As long as everything went according to plan, she would put an end to the rightful succession of Detreya today leaving only the ineffective Nyura to rule the people. With Erramun already present, it did not take a genius to guess that he had his sights set on annexing this land into his own domain. She started out with just a notion that this might be the case, but this morning she could feel the political turmoil building in the air. She was merely a pawn in Erramun’s game, but she realized no she was far from alone.
She wondered how long this plan had actually been in motion. Had Erramun been prepared for this possible eventuality? She assumed not. The odds of such a thing happening seemed astronomically small to her. Even someone as well prepared and well connected as Erramun had to have a limit to the number of eventualities he could plan against.

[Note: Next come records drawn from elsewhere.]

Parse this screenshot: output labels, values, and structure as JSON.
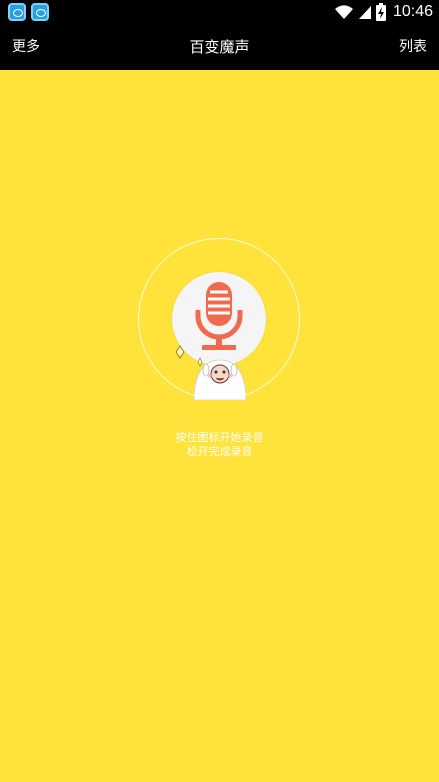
{
  "status_bar": {
    "time": "10:46",
    "notification_icons": [
      "app-notification-icon",
      "app-notification-icon"
    ],
    "system_icons": [
      "wifi-icon",
      "signal-icon",
      "battery-charging-icon"
    ]
  },
  "app_bar": {
    "left_label": "更多",
    "title": "百变魔声",
    "right_label": "列表"
  },
  "record": {
    "button_icon": "microphone-icon",
    "hint_line1": "按住图标开始录音",
    "hint_line2": "松开完成录音"
  },
  "colors": {
    "background": "#ffe23a",
    "accent": "#f06a4f",
    "bar": "#000000"
  }
}
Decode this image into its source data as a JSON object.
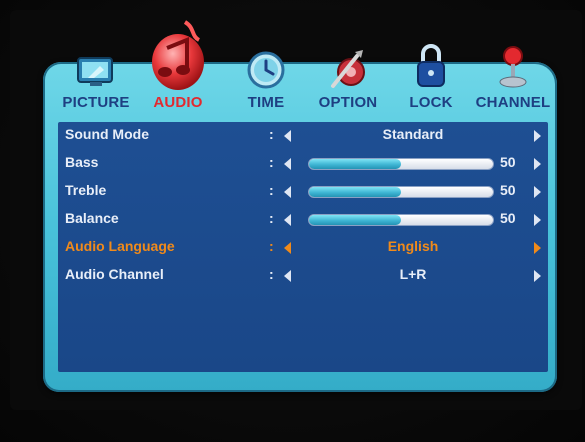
{
  "tabs": [
    {
      "label": "PICTURE",
      "icon": "picture-icon"
    },
    {
      "label": "AUDIO",
      "icon": "audio-icon",
      "active": true
    },
    {
      "label": "TIME",
      "icon": "clock-icon"
    },
    {
      "label": "OPTION",
      "icon": "option-icon"
    },
    {
      "label": "LOCK",
      "icon": "lock-icon"
    },
    {
      "label": "CHANNEL",
      "icon": "channel-icon"
    }
  ],
  "rows": [
    {
      "name": "Sound Mode",
      "colon": ":",
      "value": "Standard"
    },
    {
      "name": "Bass",
      "colon": ":",
      "level": 50,
      "level_text": "50"
    },
    {
      "name": "Treble",
      "colon": ":",
      "level": 50,
      "level_text": "50"
    },
    {
      "name": "Balance",
      "colon": ":",
      "level": 50,
      "level_text": "50"
    },
    {
      "name": "Audio Language",
      "colon": ":",
      "value": "English",
      "selected": true
    },
    {
      "name": "Audio Channel",
      "colon": ":",
      "value": "L+R"
    }
  ],
  "colors": {
    "frame": "#49c2da",
    "panel": "#1e4f93",
    "tab_label": "#1e3f82",
    "tab_active": "#e3292f",
    "selected_text": "#f08a1a"
  }
}
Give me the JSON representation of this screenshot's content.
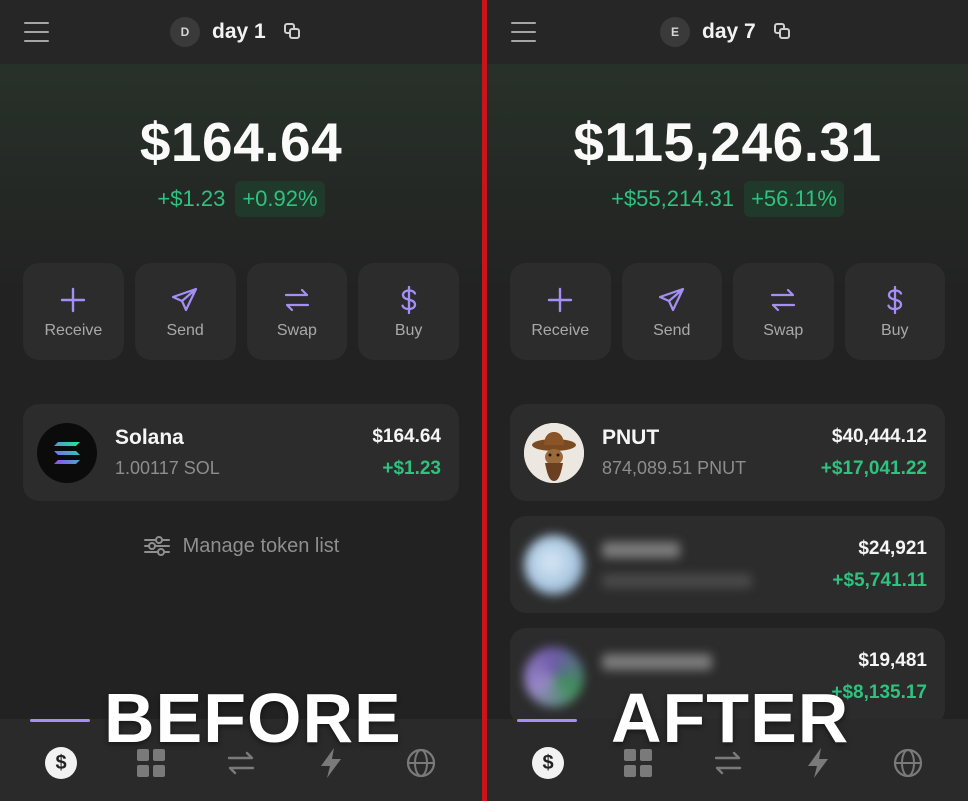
{
  "left": {
    "header": {
      "avatar_letter": "D",
      "account_name": "day 1"
    },
    "balance": "$164.64",
    "change_abs": "+$1.23",
    "change_pct": "+0.92%",
    "actions": [
      {
        "label": "Receive",
        "icon": "plus-icon"
      },
      {
        "label": "Send",
        "icon": "send-icon"
      },
      {
        "label": "Swap",
        "icon": "swap-icon"
      },
      {
        "label": "Buy",
        "icon": "dollar-icon"
      }
    ],
    "tokens": [
      {
        "name": "Solana",
        "amount": "1.00117 SOL",
        "value": "$164.64",
        "change": "+$1.23"
      }
    ],
    "manage_label": "Manage token list",
    "overlay": "BEFORE"
  },
  "right": {
    "header": {
      "avatar_letter": "E",
      "account_name": "day 7"
    },
    "balance": "$115,246.31",
    "change_abs": "+$55,214.31",
    "change_pct": "+56.11%",
    "actions": [
      {
        "label": "Receive",
        "icon": "plus-icon"
      },
      {
        "label": "Send",
        "icon": "send-icon"
      },
      {
        "label": "Swap",
        "icon": "swap-icon"
      },
      {
        "label": "Buy",
        "icon": "dollar-icon"
      }
    ],
    "tokens": [
      {
        "name": "PNUT",
        "amount": "874,089.51 PNUT",
        "value": "$40,444.12",
        "change": "+$17,041.22"
      },
      {
        "name": "",
        "amount": "",
        "value": "$24,921",
        "change": "+$5,741.11"
      },
      {
        "name": "",
        "amount": "",
        "value": "$19,481",
        "change": "+$8,135.17"
      }
    ],
    "overlay": "AFTER"
  },
  "colors": {
    "accent": "#a48ff6",
    "positive": "#2ec27e",
    "divider": "#c8141b"
  },
  "bottom_nav": [
    "dollar-icon",
    "grid-icon",
    "swap-icon",
    "lightning-icon",
    "globe-icon"
  ]
}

He adapted with surprising ease. She imagined her time idly waiting and researching within this city coincided with a flurry of restructuring and adjusting of plans to meet the new circumstances. While she had barely managed to keep herself sane through the boredom, it seemed everyone else had been moving around her.

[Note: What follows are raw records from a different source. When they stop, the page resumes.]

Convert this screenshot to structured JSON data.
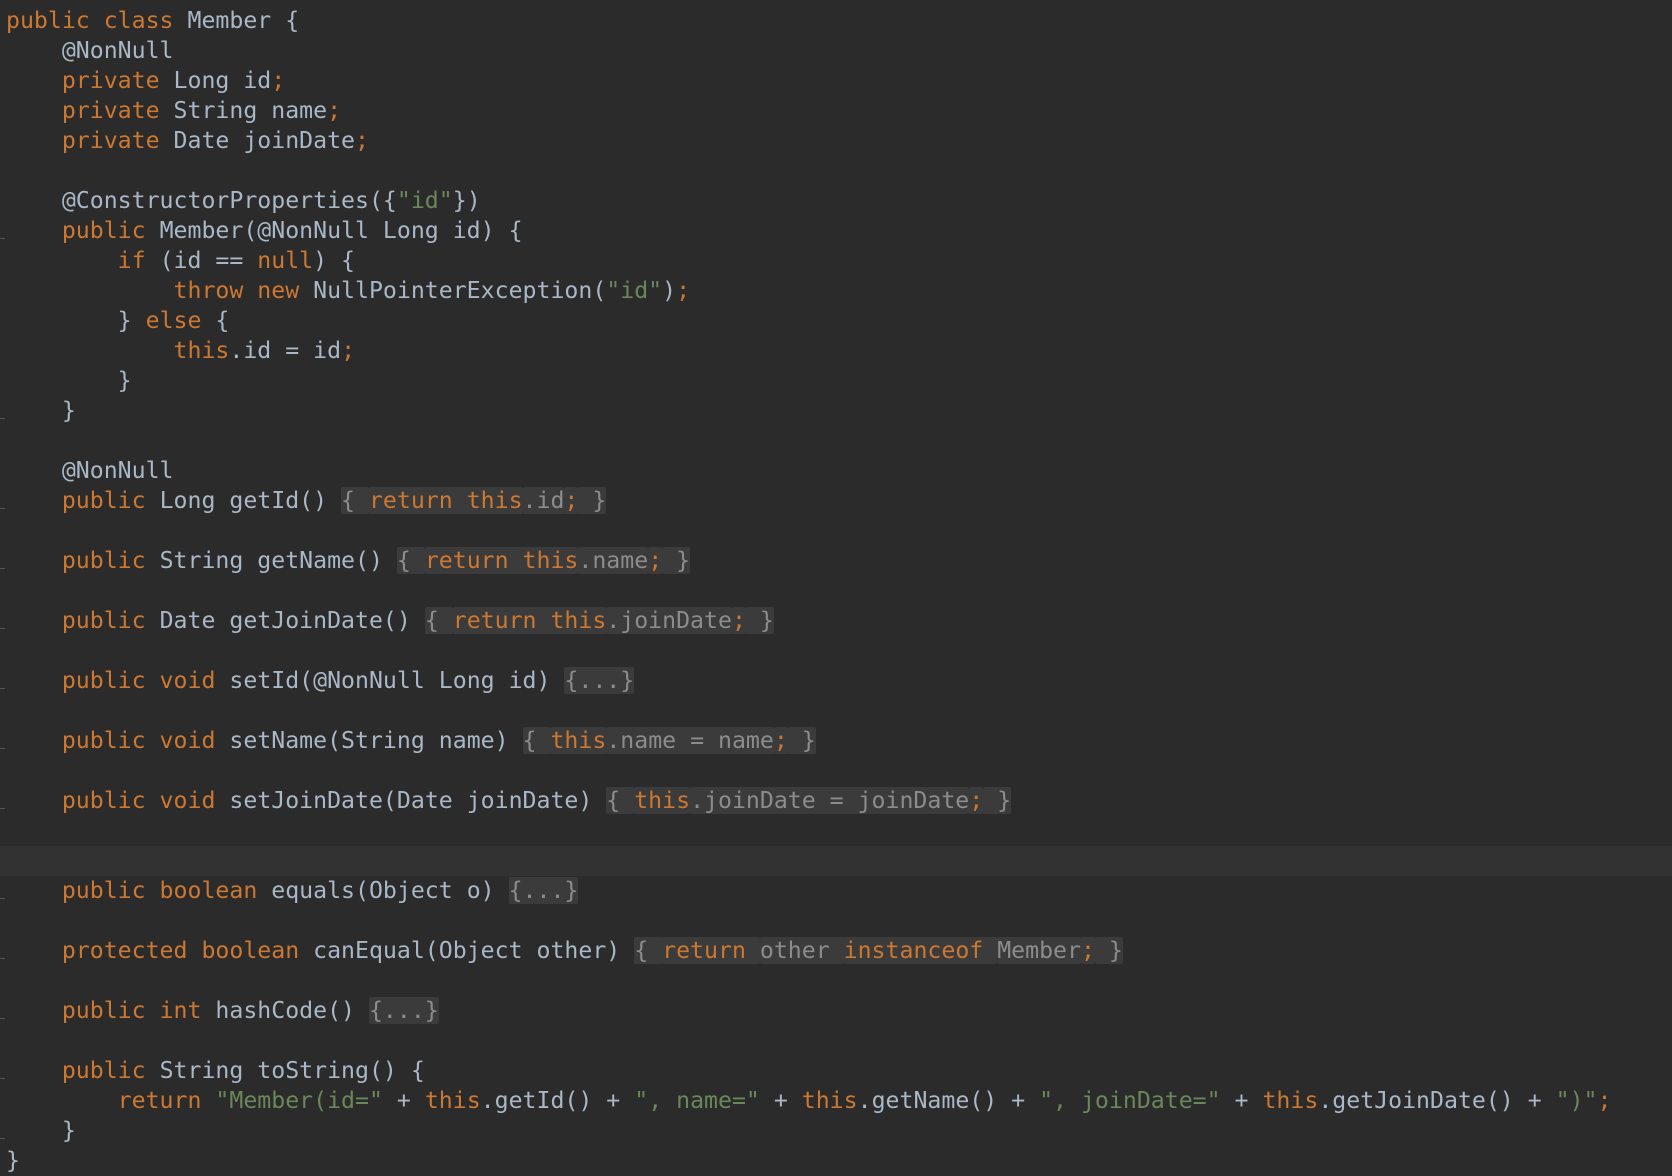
{
  "editor": {
    "language": "Java",
    "theme": "Darcula",
    "current_line": 28,
    "lines": [
      [
        [
          "kw",
          "public class "
        ],
        [
          "t",
          "Member {"
        ]
      ],
      [
        [
          "t",
          "    @NonNull"
        ]
      ],
      [
        [
          "kw",
          "    private "
        ],
        [
          "t",
          "Long id"
        ],
        [
          "kw",
          ";"
        ]
      ],
      [
        [
          "kw",
          "    private "
        ],
        [
          "t",
          "String name"
        ],
        [
          "kw",
          ";"
        ]
      ],
      [
        [
          "kw",
          "    private "
        ],
        [
          "t",
          "Date joinDate"
        ],
        [
          "kw",
          ";"
        ]
      ],
      [],
      [
        [
          "t",
          "    @ConstructorProperties({"
        ],
        [
          "str",
          "\"id\""
        ],
        [
          "t",
          "})"
        ]
      ],
      [
        [
          "kw",
          "    public "
        ],
        [
          "t",
          "Member(@NonNull Long id) {"
        ]
      ],
      [
        [
          "kw",
          "        if "
        ],
        [
          "t",
          "(id == "
        ],
        [
          "kw",
          "null"
        ],
        [
          "t",
          ") {"
        ]
      ],
      [
        [
          "kw",
          "            throw new "
        ],
        [
          "t",
          "NullPointerException("
        ],
        [
          "str",
          "\"id\""
        ],
        [
          "t",
          ")"
        ],
        [
          "kw",
          ";"
        ]
      ],
      [
        [
          "t",
          "        } "
        ],
        [
          "kw",
          "else "
        ],
        [
          "t",
          "{"
        ]
      ],
      [
        [
          "kw",
          "            this"
        ],
        [
          "t",
          ".id = id"
        ],
        [
          "kw",
          ";"
        ]
      ],
      [
        [
          "t",
          "        }"
        ]
      ],
      [
        [
          "t",
          "    }"
        ]
      ],
      [],
      [
        [
          "t",
          "    @NonNull"
        ]
      ],
      [
        [
          "kw",
          "    public "
        ],
        [
          "t",
          "Long getId() "
        ],
        [
          "fold",
          "{ "
        ],
        [
          "foldkw",
          "return this"
        ],
        [
          "fold",
          ".id"
        ],
        [
          "foldkw",
          ";"
        ],
        [
          "fold",
          " }"
        ]
      ],
      [],
      [
        [
          "kw",
          "    public "
        ],
        [
          "t",
          "String getName() "
        ],
        [
          "fold",
          "{ "
        ],
        [
          "foldkw",
          "return this"
        ],
        [
          "fold",
          ".name"
        ],
        [
          "foldkw",
          ";"
        ],
        [
          "fold",
          " }"
        ]
      ],
      [],
      [
        [
          "kw",
          "    public "
        ],
        [
          "t",
          "Date getJoinDate() "
        ],
        [
          "fold",
          "{ "
        ],
        [
          "foldkw",
          "return this"
        ],
        [
          "fold",
          ".joinDate"
        ],
        [
          "foldkw",
          ";"
        ],
        [
          "fold",
          " }"
        ]
      ],
      [],
      [
        [
          "kw",
          "    public void "
        ],
        [
          "t",
          "setId(@NonNull Long id) "
        ],
        [
          "fold",
          "{...}"
        ]
      ],
      [],
      [
        [
          "kw",
          "    public void "
        ],
        [
          "t",
          "setName(String name) "
        ],
        [
          "fold",
          "{ "
        ],
        [
          "foldkw",
          "this"
        ],
        [
          "fold",
          ".name = name"
        ],
        [
          "foldkw",
          ";"
        ],
        [
          "fold",
          " }"
        ]
      ],
      [],
      [
        [
          "kw",
          "    public void "
        ],
        [
          "t",
          "setJoinDate(Date joinDate) "
        ],
        [
          "fold",
          "{ "
        ],
        [
          "foldkw",
          "this"
        ],
        [
          "fold",
          ".joinDate = joinDate"
        ],
        [
          "foldkw",
          ";"
        ],
        [
          "fold",
          " }"
        ]
      ],
      [],
      [],
      [
        [
          "kw",
          "    public boolean "
        ],
        [
          "t",
          "equals(Object o) "
        ],
        [
          "fold",
          "{...}"
        ]
      ],
      [],
      [
        [
          "kw",
          "    protected boolean "
        ],
        [
          "t",
          "canEqual(Object other) "
        ],
        [
          "fold",
          "{ "
        ],
        [
          "foldkw",
          "return "
        ],
        [
          "fold",
          "other "
        ],
        [
          "foldkw",
          "instanceof "
        ],
        [
          "fold",
          "Member"
        ],
        [
          "foldkw",
          ";"
        ],
        [
          "fold",
          " }"
        ]
      ],
      [],
      [
        [
          "kw",
          "    public int "
        ],
        [
          "t",
          "hashCode() "
        ],
        [
          "fold",
          "{...}"
        ]
      ],
      [],
      [
        [
          "kw",
          "    public "
        ],
        [
          "t",
          "String toString() {"
        ]
      ],
      [
        [
          "kw",
          "        return "
        ],
        [
          "str",
          "\"Member(id=\""
        ],
        [
          "t",
          " + "
        ],
        [
          "kw",
          "this"
        ],
        [
          "t",
          ".getId() + "
        ],
        [
          "str",
          "\", name=\""
        ],
        [
          "t",
          " + "
        ],
        [
          "kw",
          "this"
        ],
        [
          "t",
          ".getName() + "
        ],
        [
          "str",
          "\", joinDate=\""
        ],
        [
          "t",
          " + "
        ],
        [
          "kw",
          "this"
        ],
        [
          "t",
          ".getJoinDate() + "
        ],
        [
          "str",
          "\")\""
        ],
        [
          "kw",
          ";"
        ]
      ],
      [
        [
          "t",
          "    }"
        ]
      ],
      [
        [
          "t",
          "}"
        ]
      ]
    ]
  },
  "colors": {
    "background": "#2b2b2b",
    "keyword": "#cc7832",
    "string": "#6a8759",
    "text": "#a9b7c6",
    "fold_background": "#3b3b3b"
  }
}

She was just glad that she was able to be included in his plans beyond her initial role. While it might be a matter of her imagination running away from her, she did not like to think of the fate that would await her if she ceased to be of use.

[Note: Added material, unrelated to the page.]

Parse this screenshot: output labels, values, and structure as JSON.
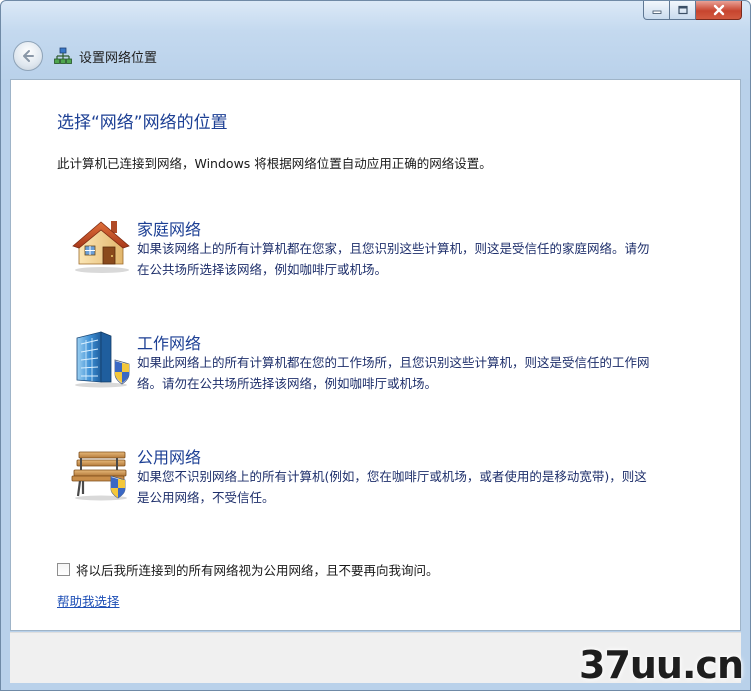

Erramun waited at the gate where he instructed her to meet him. She hesitated for half a second. He was not alone. Her instincts regarding her employer were rusty because she failed to consider who he needed to include for the sort of work they were doing.
She bowed to him as she joined the group before turning her attention to analyzing the others. The others looked like priests, but she withheld labeling them until she determined whether the clothes they wore were their uniform or a costume.
A part of her breathed a sigh of relief at being in a group again. Erramun’s personality was a bit diffused by groups as he knew he needed to keep her abilities a secret and never forced her to speak around others. Knowing that she would at least be spared from that uncomfortable aspect of working with Erramun, she felt ever so slightly more optimistic about what the day would hold. With so many factors remaining unknown to her, Ciel could not bring herself to be anything other than cautious.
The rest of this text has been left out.